Revista Qué

9 Oct 2017 | Para ayudar a su marido

La empleada doméstica que ahora es abogada

Alba Susana Changala tiene 9 hijos, y hasta hace poco trabajaba limpiando casas, pero hace una semanas es oficialmente la doctora Changala, ya que se recibió de abogada en la Universidad de José C. Paz para ayudar a su marido preso. 

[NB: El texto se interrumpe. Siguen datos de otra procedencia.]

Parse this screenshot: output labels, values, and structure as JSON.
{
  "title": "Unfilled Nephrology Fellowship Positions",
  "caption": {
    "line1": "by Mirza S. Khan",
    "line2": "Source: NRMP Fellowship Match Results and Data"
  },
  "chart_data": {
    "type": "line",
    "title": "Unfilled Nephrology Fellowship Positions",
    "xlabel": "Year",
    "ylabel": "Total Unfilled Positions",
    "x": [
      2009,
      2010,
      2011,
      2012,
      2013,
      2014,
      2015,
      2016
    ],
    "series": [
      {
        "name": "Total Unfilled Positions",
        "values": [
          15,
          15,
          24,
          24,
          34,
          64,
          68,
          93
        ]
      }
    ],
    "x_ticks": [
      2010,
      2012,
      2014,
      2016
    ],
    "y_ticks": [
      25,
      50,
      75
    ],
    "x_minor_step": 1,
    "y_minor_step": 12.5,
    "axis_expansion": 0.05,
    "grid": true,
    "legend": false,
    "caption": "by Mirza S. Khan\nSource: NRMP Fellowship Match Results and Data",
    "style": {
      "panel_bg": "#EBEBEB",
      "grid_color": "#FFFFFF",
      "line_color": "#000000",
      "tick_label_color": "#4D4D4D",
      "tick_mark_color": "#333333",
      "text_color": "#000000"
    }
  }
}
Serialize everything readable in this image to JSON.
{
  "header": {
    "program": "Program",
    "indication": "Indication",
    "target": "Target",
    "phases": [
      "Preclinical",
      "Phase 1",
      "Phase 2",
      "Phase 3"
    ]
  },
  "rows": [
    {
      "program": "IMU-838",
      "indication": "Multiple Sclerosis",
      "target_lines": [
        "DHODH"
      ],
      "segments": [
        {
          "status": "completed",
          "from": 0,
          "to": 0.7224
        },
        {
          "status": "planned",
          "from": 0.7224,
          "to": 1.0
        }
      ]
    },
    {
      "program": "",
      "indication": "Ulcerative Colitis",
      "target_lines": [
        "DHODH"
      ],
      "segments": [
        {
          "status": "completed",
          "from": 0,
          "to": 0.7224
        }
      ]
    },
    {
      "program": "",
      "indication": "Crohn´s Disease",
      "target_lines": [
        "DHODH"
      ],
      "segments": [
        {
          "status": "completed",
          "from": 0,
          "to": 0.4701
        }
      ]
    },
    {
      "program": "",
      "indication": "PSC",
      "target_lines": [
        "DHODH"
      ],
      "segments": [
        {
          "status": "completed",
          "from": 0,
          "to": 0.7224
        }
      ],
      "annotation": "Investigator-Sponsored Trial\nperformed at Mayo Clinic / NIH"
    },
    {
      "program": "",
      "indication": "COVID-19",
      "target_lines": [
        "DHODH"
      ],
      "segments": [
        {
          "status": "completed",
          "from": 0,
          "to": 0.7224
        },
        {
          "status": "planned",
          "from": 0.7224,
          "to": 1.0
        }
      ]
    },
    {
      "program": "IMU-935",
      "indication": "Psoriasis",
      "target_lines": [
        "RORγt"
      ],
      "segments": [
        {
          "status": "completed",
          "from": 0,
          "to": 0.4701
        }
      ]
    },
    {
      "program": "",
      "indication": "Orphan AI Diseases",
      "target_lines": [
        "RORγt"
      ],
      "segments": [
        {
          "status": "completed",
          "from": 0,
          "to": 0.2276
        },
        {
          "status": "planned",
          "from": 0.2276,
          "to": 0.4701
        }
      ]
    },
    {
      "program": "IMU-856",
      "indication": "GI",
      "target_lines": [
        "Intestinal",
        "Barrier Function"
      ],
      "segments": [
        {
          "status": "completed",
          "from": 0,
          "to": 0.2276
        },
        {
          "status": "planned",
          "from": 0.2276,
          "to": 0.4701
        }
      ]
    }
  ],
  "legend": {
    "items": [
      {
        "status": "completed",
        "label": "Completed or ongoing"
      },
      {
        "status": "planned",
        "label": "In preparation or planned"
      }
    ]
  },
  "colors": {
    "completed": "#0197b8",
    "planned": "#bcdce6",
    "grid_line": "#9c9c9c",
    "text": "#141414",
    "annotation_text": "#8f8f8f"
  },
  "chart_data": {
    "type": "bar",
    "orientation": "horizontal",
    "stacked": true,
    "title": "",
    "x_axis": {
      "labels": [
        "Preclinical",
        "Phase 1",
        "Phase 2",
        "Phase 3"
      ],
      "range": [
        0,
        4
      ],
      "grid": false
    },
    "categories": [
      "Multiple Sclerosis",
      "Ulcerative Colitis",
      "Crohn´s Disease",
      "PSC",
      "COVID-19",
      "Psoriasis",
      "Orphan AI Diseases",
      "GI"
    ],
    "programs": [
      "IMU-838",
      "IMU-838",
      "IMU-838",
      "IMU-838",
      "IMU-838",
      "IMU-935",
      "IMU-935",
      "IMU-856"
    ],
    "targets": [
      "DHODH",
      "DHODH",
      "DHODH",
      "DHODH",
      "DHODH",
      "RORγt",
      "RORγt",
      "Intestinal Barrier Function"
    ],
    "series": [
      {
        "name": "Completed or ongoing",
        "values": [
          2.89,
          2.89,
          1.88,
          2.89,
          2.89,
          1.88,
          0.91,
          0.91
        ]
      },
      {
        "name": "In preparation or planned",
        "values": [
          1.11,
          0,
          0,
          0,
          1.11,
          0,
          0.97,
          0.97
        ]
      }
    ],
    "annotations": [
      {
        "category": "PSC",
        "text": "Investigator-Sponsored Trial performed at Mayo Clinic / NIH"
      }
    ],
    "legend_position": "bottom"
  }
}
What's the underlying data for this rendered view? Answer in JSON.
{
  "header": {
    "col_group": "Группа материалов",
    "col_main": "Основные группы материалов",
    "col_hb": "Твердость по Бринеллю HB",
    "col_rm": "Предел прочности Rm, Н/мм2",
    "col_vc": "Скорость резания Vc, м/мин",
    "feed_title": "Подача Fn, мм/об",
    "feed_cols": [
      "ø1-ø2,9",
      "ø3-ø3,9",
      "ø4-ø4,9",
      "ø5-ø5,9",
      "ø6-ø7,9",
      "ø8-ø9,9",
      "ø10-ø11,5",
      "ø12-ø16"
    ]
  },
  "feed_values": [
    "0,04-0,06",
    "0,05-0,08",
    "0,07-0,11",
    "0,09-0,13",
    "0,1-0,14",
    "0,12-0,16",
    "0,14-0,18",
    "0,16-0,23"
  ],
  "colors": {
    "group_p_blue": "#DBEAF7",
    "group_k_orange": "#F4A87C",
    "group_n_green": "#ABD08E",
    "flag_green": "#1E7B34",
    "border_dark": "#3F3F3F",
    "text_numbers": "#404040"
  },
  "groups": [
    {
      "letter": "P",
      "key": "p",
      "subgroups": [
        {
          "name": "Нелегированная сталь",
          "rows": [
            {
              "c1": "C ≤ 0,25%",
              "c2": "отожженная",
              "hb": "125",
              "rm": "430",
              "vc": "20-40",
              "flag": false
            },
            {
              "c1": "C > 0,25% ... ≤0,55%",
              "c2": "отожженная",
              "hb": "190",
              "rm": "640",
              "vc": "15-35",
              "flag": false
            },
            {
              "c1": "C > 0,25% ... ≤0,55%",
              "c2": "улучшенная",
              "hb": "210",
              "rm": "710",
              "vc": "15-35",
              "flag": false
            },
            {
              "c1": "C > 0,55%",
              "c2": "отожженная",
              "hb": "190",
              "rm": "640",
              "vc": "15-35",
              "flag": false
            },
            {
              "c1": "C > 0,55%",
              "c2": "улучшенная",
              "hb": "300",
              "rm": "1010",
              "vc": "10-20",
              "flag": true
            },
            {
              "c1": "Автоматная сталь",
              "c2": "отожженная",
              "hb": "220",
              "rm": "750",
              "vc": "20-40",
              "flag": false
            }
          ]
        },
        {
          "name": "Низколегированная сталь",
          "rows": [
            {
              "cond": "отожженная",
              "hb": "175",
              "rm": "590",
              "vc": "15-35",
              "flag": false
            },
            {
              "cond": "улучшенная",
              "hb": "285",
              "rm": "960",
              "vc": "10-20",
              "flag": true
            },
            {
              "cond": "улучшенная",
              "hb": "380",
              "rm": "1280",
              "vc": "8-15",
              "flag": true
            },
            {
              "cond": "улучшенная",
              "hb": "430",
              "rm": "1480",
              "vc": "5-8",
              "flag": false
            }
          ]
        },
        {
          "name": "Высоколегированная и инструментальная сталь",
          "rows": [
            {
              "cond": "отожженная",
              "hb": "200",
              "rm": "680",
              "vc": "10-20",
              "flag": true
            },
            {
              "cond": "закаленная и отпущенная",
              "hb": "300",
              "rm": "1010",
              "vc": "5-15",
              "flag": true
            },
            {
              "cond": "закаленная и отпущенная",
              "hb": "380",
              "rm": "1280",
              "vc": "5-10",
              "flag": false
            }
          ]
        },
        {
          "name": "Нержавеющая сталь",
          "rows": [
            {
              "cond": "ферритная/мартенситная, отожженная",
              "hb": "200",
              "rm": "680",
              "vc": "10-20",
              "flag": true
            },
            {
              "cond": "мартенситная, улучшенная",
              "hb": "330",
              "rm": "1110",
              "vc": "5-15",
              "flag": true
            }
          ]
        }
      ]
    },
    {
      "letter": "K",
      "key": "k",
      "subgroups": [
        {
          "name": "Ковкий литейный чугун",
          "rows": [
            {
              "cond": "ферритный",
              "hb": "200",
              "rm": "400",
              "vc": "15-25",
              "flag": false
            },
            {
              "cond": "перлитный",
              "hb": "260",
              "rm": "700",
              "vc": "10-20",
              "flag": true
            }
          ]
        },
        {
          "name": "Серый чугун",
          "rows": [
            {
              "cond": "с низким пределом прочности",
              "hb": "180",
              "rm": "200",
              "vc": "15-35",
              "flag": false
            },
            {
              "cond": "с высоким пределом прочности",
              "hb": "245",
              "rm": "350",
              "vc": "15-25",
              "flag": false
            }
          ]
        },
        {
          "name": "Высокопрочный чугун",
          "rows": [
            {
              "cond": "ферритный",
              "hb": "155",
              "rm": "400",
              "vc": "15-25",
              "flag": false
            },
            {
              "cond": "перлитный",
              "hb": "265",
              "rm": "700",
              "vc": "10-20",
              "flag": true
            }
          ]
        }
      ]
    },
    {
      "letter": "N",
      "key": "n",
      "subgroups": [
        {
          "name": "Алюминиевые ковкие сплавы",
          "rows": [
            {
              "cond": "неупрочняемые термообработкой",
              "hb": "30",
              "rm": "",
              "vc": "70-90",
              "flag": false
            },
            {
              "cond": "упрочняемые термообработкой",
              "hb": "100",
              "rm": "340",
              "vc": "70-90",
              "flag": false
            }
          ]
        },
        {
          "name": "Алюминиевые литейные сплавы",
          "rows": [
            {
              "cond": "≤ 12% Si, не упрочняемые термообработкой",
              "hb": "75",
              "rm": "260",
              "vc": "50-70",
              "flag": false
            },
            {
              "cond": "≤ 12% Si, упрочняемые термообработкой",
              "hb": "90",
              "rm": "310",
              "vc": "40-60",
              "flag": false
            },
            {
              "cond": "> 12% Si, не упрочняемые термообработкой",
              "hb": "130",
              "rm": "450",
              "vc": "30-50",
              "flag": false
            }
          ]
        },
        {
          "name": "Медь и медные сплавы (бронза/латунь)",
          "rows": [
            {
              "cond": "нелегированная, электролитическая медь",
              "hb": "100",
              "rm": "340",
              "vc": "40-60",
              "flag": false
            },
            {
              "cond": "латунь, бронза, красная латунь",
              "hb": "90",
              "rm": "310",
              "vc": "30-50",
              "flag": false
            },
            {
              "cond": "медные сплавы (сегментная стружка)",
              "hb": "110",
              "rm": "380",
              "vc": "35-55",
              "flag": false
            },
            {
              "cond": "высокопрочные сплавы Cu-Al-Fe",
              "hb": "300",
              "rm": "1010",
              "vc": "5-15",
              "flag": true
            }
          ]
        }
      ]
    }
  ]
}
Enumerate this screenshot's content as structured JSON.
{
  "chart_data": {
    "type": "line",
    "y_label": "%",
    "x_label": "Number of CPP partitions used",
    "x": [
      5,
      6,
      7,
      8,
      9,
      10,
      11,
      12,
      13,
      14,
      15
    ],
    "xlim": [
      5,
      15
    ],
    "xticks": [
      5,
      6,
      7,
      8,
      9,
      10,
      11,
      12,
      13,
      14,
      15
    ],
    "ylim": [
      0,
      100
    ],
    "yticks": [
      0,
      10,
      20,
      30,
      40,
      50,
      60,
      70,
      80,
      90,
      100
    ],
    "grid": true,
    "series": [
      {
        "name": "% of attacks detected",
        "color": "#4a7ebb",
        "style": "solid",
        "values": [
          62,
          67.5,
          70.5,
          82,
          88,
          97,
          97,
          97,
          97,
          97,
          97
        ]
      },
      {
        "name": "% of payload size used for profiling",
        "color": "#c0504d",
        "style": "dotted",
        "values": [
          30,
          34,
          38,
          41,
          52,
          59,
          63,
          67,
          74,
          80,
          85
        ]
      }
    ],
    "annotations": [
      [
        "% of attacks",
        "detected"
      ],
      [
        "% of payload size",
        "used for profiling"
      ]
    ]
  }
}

Fueron 5 años en los que estudiaba de 3 a 6 de la mañana, el único momento del día en el que no tenía que cumplir con otras obligaciones“, comienza su relato.

En 2016, en el último día de clases decidió que estaba lista para ejercer su profesión, y dejó su trabajo anterior. Para sus hijos es un orgullo y un ejemplo porque Susana terminó la carrera con todas las materias con un promedio de 9.50.

Uno de los grandes motores que la llevaron a elegir el Derecho fue la condena que recibió su marido, que aún tiene por delante dos años más en la cárcel.

Alba asegura que la causa por la que fue detenido es injusta, y ella lucha por defenderlo.

Junto a sus hijos, vive en el barrio Frino de José C Paz. Para la flamante abogada, su barrio ‘es uno de los más picantes de la zona’.

Hasta que su marido fue detenido, Alba era ama de casa. La situación la obligó a repensar cómo haría para poder vivir, mantener a sus hijos y, fundamentalmente, demostrar que su marido es inocente.

Quería ayudar a mi esposo”Quería ayudar a mi esposo, necesitaba respuestas y para poder obtenerlas era fundamental tener el título“, afirma Changala.

Como la facultad queda cerca de mi casa me fue fácil asistir a clase. Los profesores nos prestaban los libros porque con mis compañeros, también trabajadores, no teníamos plata para comprarlos“, relata Alba para describir el esfuerzo de los últimos años.

Alba no puede olvidar el primer día que fue a clases: “Todos los del turno noche estábamos en la misma: trabajábamos e íbamos a estudiar. Uno de mis compañeros trabajaba en una panadería y llegaba siempre con los zapatos llenos de harina; otro, que se sentaba atrás mío, era albañil. Ahora los veo de traje y me emociona“.

Cuando mi esposo estaba en la Unidad 1 de Olmos o en la cárcel de Sierra Chica, no llevé a mis hijos a visitarlo. No los hice pasar por eso. Hasta le tenía que llevar comida. Era una cola de 200 personas para entrar con mercadería. Requisas espantosas, una vez me quisieron desnudar adelante de 3 o 4 personas más para hacer más rápida la fila. O tuve que dormir en la vereda para llegar a entrar, si vas tarde no entrás. Capaz que estás 5 horas haciendo cola para ver media hora a tu familiar“, detalla.

Nosotras somos inocentes, pero nos tratan como culpables, nos sentimos muy maltratadas. Ahora que mi marido está en una unidad mejor en Olmos, sus hijas van de vez en cuando a ver a su papá. Porque hay sistemas más tecnológicos y menos abusivos. Un detector de metales (como el que usan los patovicas en los boliches). Antes, había mujeres que salían descompuestas de las revisaciones“, agregó.

Ni bien terminó de estudiar comprobó que tener el título marcaba la diferencia. “Hacía meses venía peleando para que me habilitaran el cobro de la jubilación de mi marido, pero era inútil. Un día pude argumentar por qué nos correspondía, era nuestro derecho. Me presenté en la Anses como ‘la doctora Alba’ y el trámite se destrabó“.

Lo había intentado tres veces sin éxito. Pero esta vez, su derecho era el mismo pero ella sabía cómo defenderlo. “Ahora me respetan y me miran desde otro lugar“, concluyó Alba.